ESG Solutions was commissioned to monitor seismicity associated with earthquakes at an LNG receiving and regasification terminal which is equipped with state-of-the-art storage tanks and gasification facilities and is located along the Atlantic coast of North America. ESG designed and installed a system that consisted of two triaxial force-balanced accelerometers to accurately evaluate the PPA levels at the facilities. Sensors were installed at two indoor locations, one near the LNG storage tanks and another inside a control room. The sensors were equipped with a stainless steel base plate and bolted to a flat surface such as a cement platform to secure them in place. Sensors are also commonly installed outdoors, either in shallow pits with a cement base, or secured to a cement platform on the ground surface and surrounded by an enclosure to shield the sensor from excessive surface noise (Figure 2). The sensors are connected to a single junction box containing a Paladin™ digital seismic recorder, where seismic events are triggered and processed automatically to determine measured PPA.

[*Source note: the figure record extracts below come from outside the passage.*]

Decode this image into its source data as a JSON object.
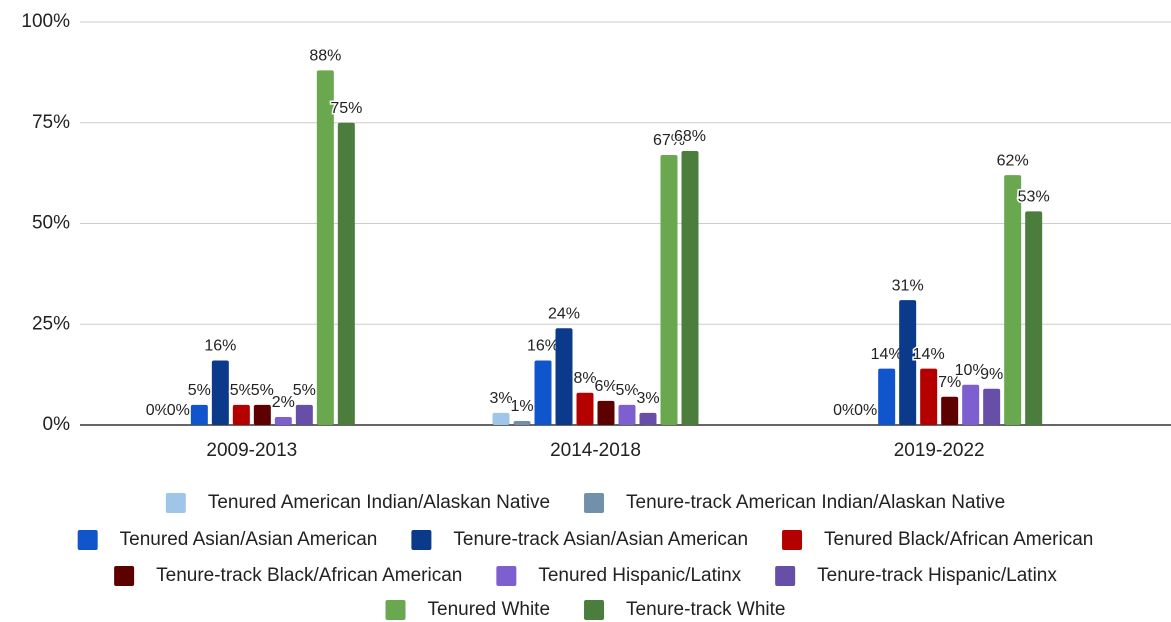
{
  "chart_data": {
    "type": "bar",
    "categories": [
      "2009-2013",
      "2014-2018",
      "2019-2022"
    ],
    "ylim": [
      0,
      100
    ],
    "yticks": [
      {
        "value": 0,
        "label": "0%"
      },
      {
        "value": 25,
        "label": "25%"
      },
      {
        "value": 50,
        "label": "50%"
      },
      {
        "value": 75,
        "label": "75%"
      },
      {
        "value": 100,
        "label": "100%"
      }
    ],
    "grid": true,
    "legend": "bottom",
    "series": [
      {
        "name": "Tenured American Indian/Alaskan Native",
        "color": "#9fc5e8",
        "values": [
          0,
          3,
          0
        ],
        "value_labels": [
          "0%",
          "3%",
          "0%"
        ]
      },
      {
        "name": "Tenure-track American Indian/Alaskan Native",
        "color": "#7390ab",
        "values": [
          0,
          1,
          0
        ],
        "value_labels": [
          "0%",
          "1%",
          "0%"
        ]
      },
      {
        "name": "Tenured Asian/Asian American",
        "color": "#1155cc",
        "values": [
          5,
          16,
          14
        ],
        "value_labels": [
          "5%",
          "16%",
          "14%"
        ]
      },
      {
        "name": "Tenure-track Asian/Asian American",
        "color": "#0b3a8a",
        "values": [
          16,
          24,
          31
        ],
        "value_labels": [
          "16%",
          "24%",
          "31%"
        ]
      },
      {
        "name": "Tenured Black/African American",
        "color": "#b50000",
        "values": [
          5,
          8,
          14
        ],
        "value_labels": [
          "5%",
          "8%",
          "14%"
        ]
      },
      {
        "name": "Tenure-track Black/African American",
        "color": "#5c0000",
        "values": [
          5,
          6,
          7
        ],
        "value_labels": [
          "5%",
          "6%",
          "7%"
        ]
      },
      {
        "name": "Tenured Hispanic/Latinx",
        "color": "#7e5fcf",
        "values": [
          2,
          5,
          10
        ],
        "value_labels": [
          "2%",
          "5%",
          "10%"
        ]
      },
      {
        "name": "Tenure-track Hispanic/Latinx",
        "color": "#674ea7",
        "values": [
          5,
          3,
          9
        ],
        "value_labels": [
          "5%",
          "3%",
          "9%"
        ]
      },
      {
        "name": "Tenured White",
        "color": "#6aa84f",
        "values": [
          88,
          67,
          62
        ],
        "value_labels": [
          "88%",
          "67%",
          "62%"
        ]
      },
      {
        "name": "Tenure-track White",
        "color": "#4b7d3c",
        "values": [
          75,
          68,
          53
        ],
        "value_labels": [
          "75%",
          "68%",
          "53%"
        ]
      }
    ]
  }
}
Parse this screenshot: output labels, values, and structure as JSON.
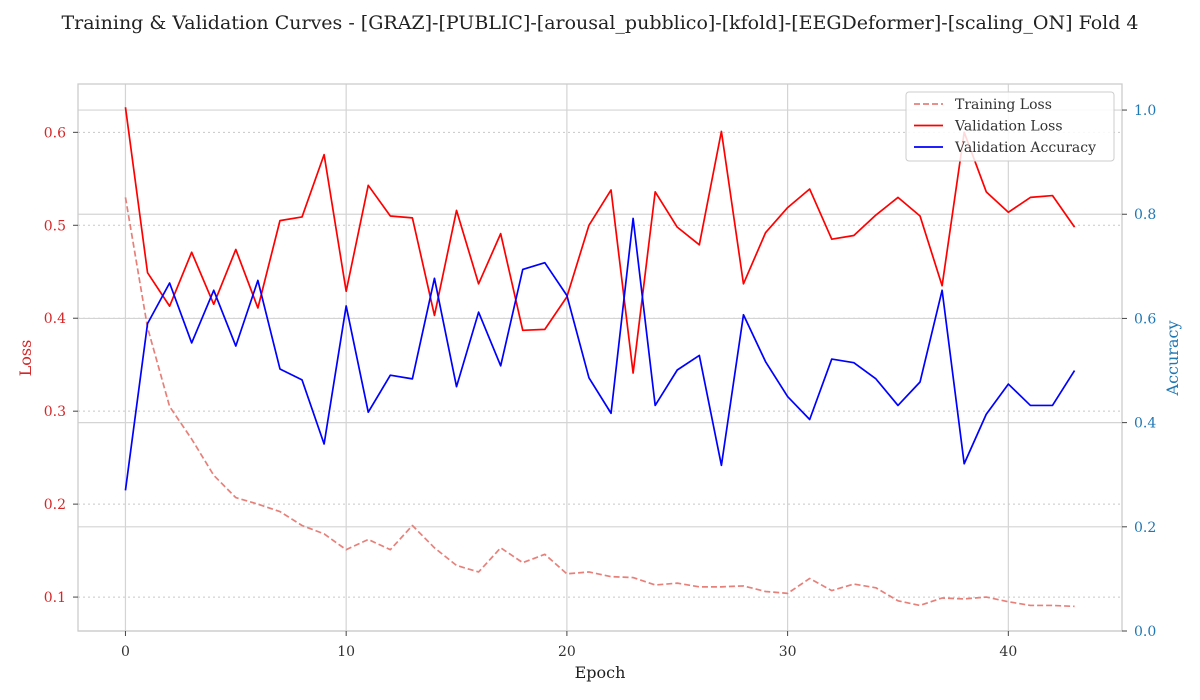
{
  "chart_data": {
    "type": "line",
    "title": "Training & Validation Curves - [GRAZ]-[PUBLIC]-[arousal_pubblico]-[kfold]-[EEGDeformer]-[scaling_ON] Fold 4",
    "xlabel": "Epoch",
    "ylabel_left": "Loss",
    "ylabel_right": "Accuracy",
    "xlim": [
      -2.15,
      45.15
    ],
    "ylim_left": [
      0.0635,
      0.652
    ],
    "ylim_right": [
      0.0,
      1.05
    ],
    "x_ticks": [
      0,
      10,
      20,
      30,
      40
    ],
    "y_ticks_left": [
      0.1,
      0.2,
      0.3,
      0.4,
      0.5,
      0.6
    ],
    "y_ticks_right": [
      0.0,
      0.2,
      0.4,
      0.6,
      0.8,
      1.0
    ],
    "grid": true,
    "legend_position": "top-right",
    "colors": {
      "loss_axis": "#d62728",
      "accuracy_axis": "#1f77b4"
    },
    "series": [
      {
        "name": "Training Loss",
        "axis": "left",
        "color": "#e8807a",
        "dash": "dashed",
        "x": [
          0,
          1,
          2,
          3,
          4,
          5,
          6,
          7,
          8,
          9,
          10,
          11,
          12,
          13,
          14,
          15,
          16,
          17,
          18,
          19,
          20,
          21,
          22,
          23,
          24,
          25,
          26,
          27,
          28,
          29,
          30,
          31,
          32,
          33,
          34,
          35,
          36,
          37,
          38,
          39,
          40,
          41,
          42,
          43
        ],
        "values": [
          0.53,
          0.39,
          0.305,
          0.27,
          0.231,
          0.207,
          0.2,
          0.192,
          0.177,
          0.168,
          0.151,
          0.162,
          0.151,
          0.177,
          0.153,
          0.134,
          0.127,
          0.153,
          0.137,
          0.146,
          0.125,
          0.127,
          0.122,
          0.121,
          0.113,
          0.115,
          0.111,
          0.111,
          0.112,
          0.106,
          0.104,
          0.12,
          0.107,
          0.114,
          0.11,
          0.096,
          0.091,
          0.099,
          0.098,
          0.1,
          0.095,
          0.091,
          0.091,
          0.09
        ]
      },
      {
        "name": "Validation Loss",
        "axis": "left",
        "color": "#ff0000",
        "dash": "solid",
        "x": [
          0,
          1,
          2,
          3,
          4,
          5,
          6,
          7,
          8,
          9,
          10,
          11,
          12,
          13,
          14,
          15,
          16,
          17,
          18,
          19,
          20,
          21,
          22,
          23,
          24,
          25,
          26,
          27,
          28,
          29,
          30,
          31,
          32,
          33,
          34,
          35,
          36,
          37,
          38,
          39,
          40,
          41,
          42,
          43
        ],
        "values": [
          0.627,
          0.449,
          0.413,
          0.471,
          0.415,
          0.474,
          0.411,
          0.505,
          0.509,
          0.576,
          0.429,
          0.543,
          0.51,
          0.508,
          0.403,
          0.516,
          0.437,
          0.491,
          0.387,
          0.388,
          0.423,
          0.5,
          0.538,
          0.341,
          0.536,
          0.498,
          0.479,
          0.601,
          0.437,
          0.492,
          0.519,
          0.539,
          0.485,
          0.489,
          0.511,
          0.53,
          0.51,
          0.435,
          0.6,
          0.536,
          0.514,
          0.53,
          0.532,
          0.498
        ]
      },
      {
        "name": "Validation Accuracy",
        "axis": "right",
        "color": "#0000ff",
        "dash": "solid",
        "x": [
          0,
          1,
          2,
          3,
          4,
          5,
          6,
          7,
          8,
          9,
          10,
          11,
          12,
          13,
          14,
          15,
          16,
          17,
          18,
          19,
          20,
          21,
          22,
          23,
          24,
          25,
          26,
          27,
          28,
          29,
          30,
          31,
          32,
          33,
          34,
          35,
          36,
          37,
          38,
          39,
          40,
          41,
          42,
          43
        ],
        "values": [
          0.27,
          0.59,
          0.668,
          0.553,
          0.654,
          0.547,
          0.673,
          0.503,
          0.482,
          0.359,
          0.624,
          0.42,
          0.491,
          0.484,
          0.677,
          0.469,
          0.612,
          0.509,
          0.694,
          0.707,
          0.644,
          0.486,
          0.418,
          0.792,
          0.433,
          0.501,
          0.529,
          0.318,
          0.607,
          0.517,
          0.45,
          0.406,
          0.522,
          0.515,
          0.484,
          0.433,
          0.478,
          0.654,
          0.321,
          0.416,
          0.474,
          0.433,
          0.433,
          0.5
        ]
      }
    ]
  }
}
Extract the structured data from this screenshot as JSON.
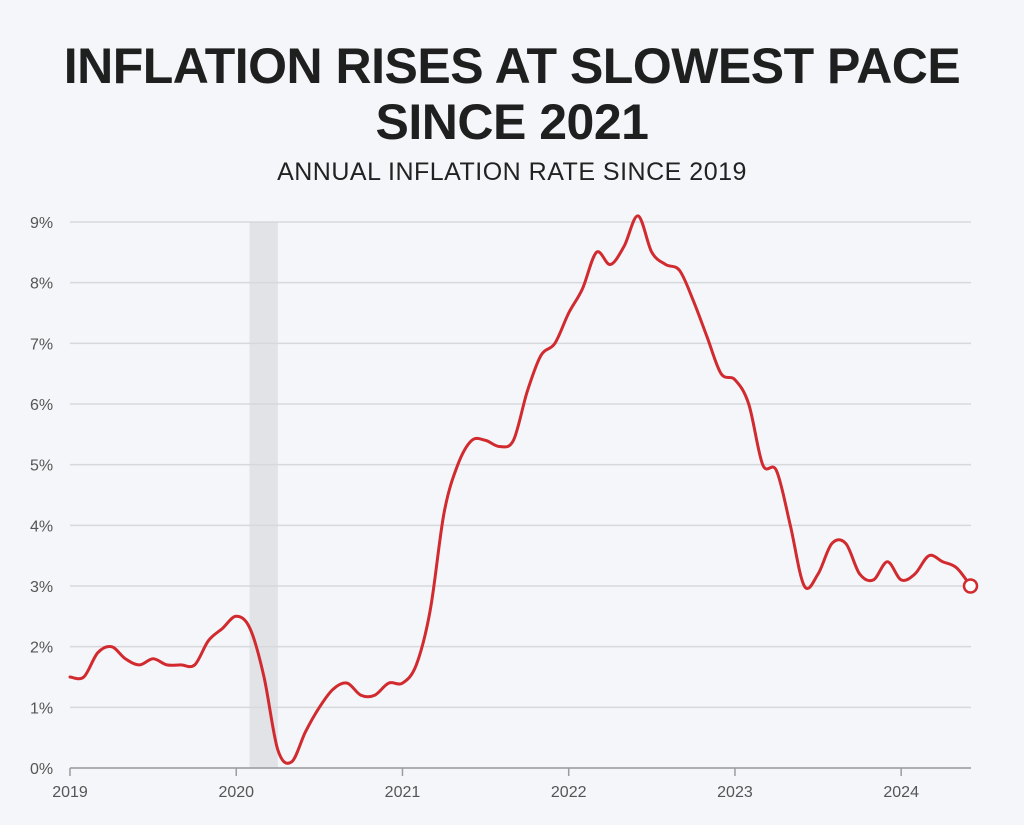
{
  "title_line1": "INFLATION RISES AT SLOWEST PACE",
  "title_line2": "SINCE 2021",
  "chart_data": {
    "type": "line",
    "title": "INFLATION RISES AT SLOWEST PACE SINCE 2021",
    "subtitle": "ANNUAL INFLATION RATE SINCE 2019",
    "xlabel": "",
    "ylabel": "",
    "y_ticks": [
      "0%",
      "1%",
      "2%",
      "3%",
      "4%",
      "5%",
      "6%",
      "7%",
      "8%",
      "9%"
    ],
    "x_ticks": [
      "2019",
      "2020",
      "2021",
      "2022",
      "2023",
      "2024"
    ],
    "ylim": [
      0,
      9
    ],
    "xlim": [
      2019.0,
      2024.42
    ],
    "grid": true,
    "line_color": "#d12a2f",
    "shade_color": "#e1e3e7",
    "recession_shade": [
      2020.08,
      2020.25
    ],
    "series": [
      {
        "name": "Annual inflation rate",
        "x": [
          2019.0,
          2019.083,
          2019.167,
          2019.25,
          2019.333,
          2019.417,
          2019.5,
          2019.583,
          2019.667,
          2019.75,
          2019.833,
          2019.917,
          2020.0,
          2020.083,
          2020.167,
          2020.25,
          2020.333,
          2020.417,
          2020.5,
          2020.583,
          2020.667,
          2020.75,
          2020.833,
          2020.917,
          2021.0,
          2021.083,
          2021.167,
          2021.25,
          2021.333,
          2021.417,
          2021.5,
          2021.583,
          2021.667,
          2021.75,
          2021.833,
          2021.917,
          2022.0,
          2022.083,
          2022.167,
          2022.25,
          2022.333,
          2022.417,
          2022.5,
          2022.583,
          2022.667,
          2022.75,
          2022.833,
          2022.917,
          2023.0,
          2023.083,
          2023.167,
          2023.25,
          2023.333,
          2023.417,
          2023.5,
          2023.583,
          2023.667,
          2023.75,
          2023.833,
          2023.917,
          2024.0,
          2024.083,
          2024.167,
          2024.25,
          2024.333,
          2024.417
        ],
        "values": [
          1.5,
          1.5,
          1.9,
          2.0,
          1.8,
          1.7,
          1.8,
          1.7,
          1.7,
          1.7,
          2.1,
          2.3,
          2.5,
          2.3,
          1.5,
          0.3,
          0.1,
          0.6,
          1.0,
          1.3,
          1.4,
          1.2,
          1.2,
          1.4,
          1.4,
          1.7,
          2.6,
          4.2,
          5.0,
          5.4,
          5.4,
          5.3,
          5.4,
          6.2,
          6.8,
          7.0,
          7.5,
          7.9,
          8.5,
          8.3,
          8.6,
          9.1,
          8.5,
          8.3,
          8.2,
          7.7,
          7.1,
          6.5,
          6.4,
          6.0,
          5.0,
          4.9,
          4.0,
          3.0,
          3.2,
          3.7,
          3.7,
          3.2,
          3.1,
          3.4,
          3.1,
          3.2,
          3.5,
          3.4,
          3.3,
          3.0
        ]
      }
    ],
    "end_marker_value": 3.0
  }
}
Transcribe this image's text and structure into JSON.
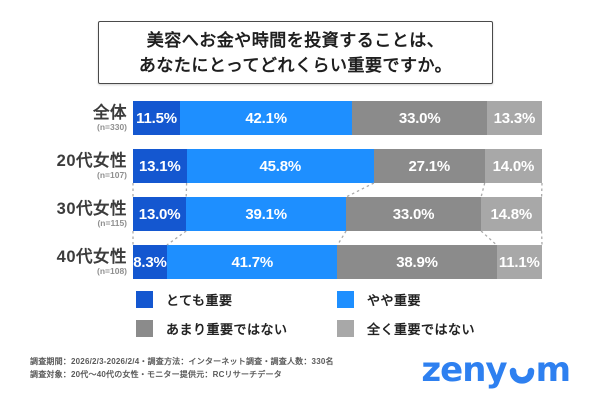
{
  "title": {
    "line1": "美容へお金や時間を投資することは、",
    "line2": "あなたにとってどれくらい重要ですか。"
  },
  "chart_data": {
    "type": "bar",
    "orientation": "horizontal",
    "stacked": true,
    "value_unit": "%",
    "xlim": [
      0,
      100
    ],
    "grid": false,
    "legend_position": "bottom",
    "categories": [
      "全体",
      "20代女性",
      "30代女性",
      "40代女性"
    ],
    "sample_sizes": [
      "(n=330)",
      "(n=107)",
      "(n=115)",
      "(n=108)"
    ],
    "series": [
      {
        "name": "とても重要",
        "color": "#1457d0",
        "values": [
          11.5,
          13.1,
          13.0,
          8.3
        ]
      },
      {
        "name": "やや重要",
        "color": "#1e8fff",
        "values": [
          42.1,
          45.8,
          39.1,
          41.7
        ]
      },
      {
        "name": "あまり重要ではない",
        "color": "#8b8b8b",
        "values": [
          33.0,
          27.1,
          33.0,
          38.9
        ]
      },
      {
        "name": "全く重要ではない",
        "color": "#a8a8a8",
        "values": [
          13.3,
          14.0,
          14.8,
          11.1
        ]
      }
    ],
    "connector_pairs": [
      [
        1,
        2
      ],
      [
        2,
        3
      ]
    ],
    "connector_color": "#aaaaaa"
  },
  "footer": {
    "line1": "調査期間：2026/2/3-2026/2/4・調査方法：インターネット調査・調査人数：330名",
    "line2": "調査対象：20代～40代の女性・モニター提供元：RCリサーチデータ"
  },
  "logo": {
    "text": "zenyum",
    "color": "#2e80f0"
  }
}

In the event of a large seismic event for which and vibration thresholds of the LNG tank structures are exceeded, a web relay is used to activate an alarm warning for various threshold settings. If the PPA values measure 1 m/s2, 1.8 m/s2 or 2.5 m/s2, the alarms will indicate the vibration as Moderate, Severe or Excessive respectively, and the operators can, in turn, initiate a visual inspection of the tank structures as required.

Ensuring containment integrity for stored hydrocarbons is essential to protect the health and safety of workers and nearby residents, as well as the surrounding environment. Methods such as microseismic monitoring present an opportunity to observe the state of the surrounding rock mass and storage structure, allowing operators to benefit from early warning of abnormal conditions that may impact containment integrity at their LNG terminals.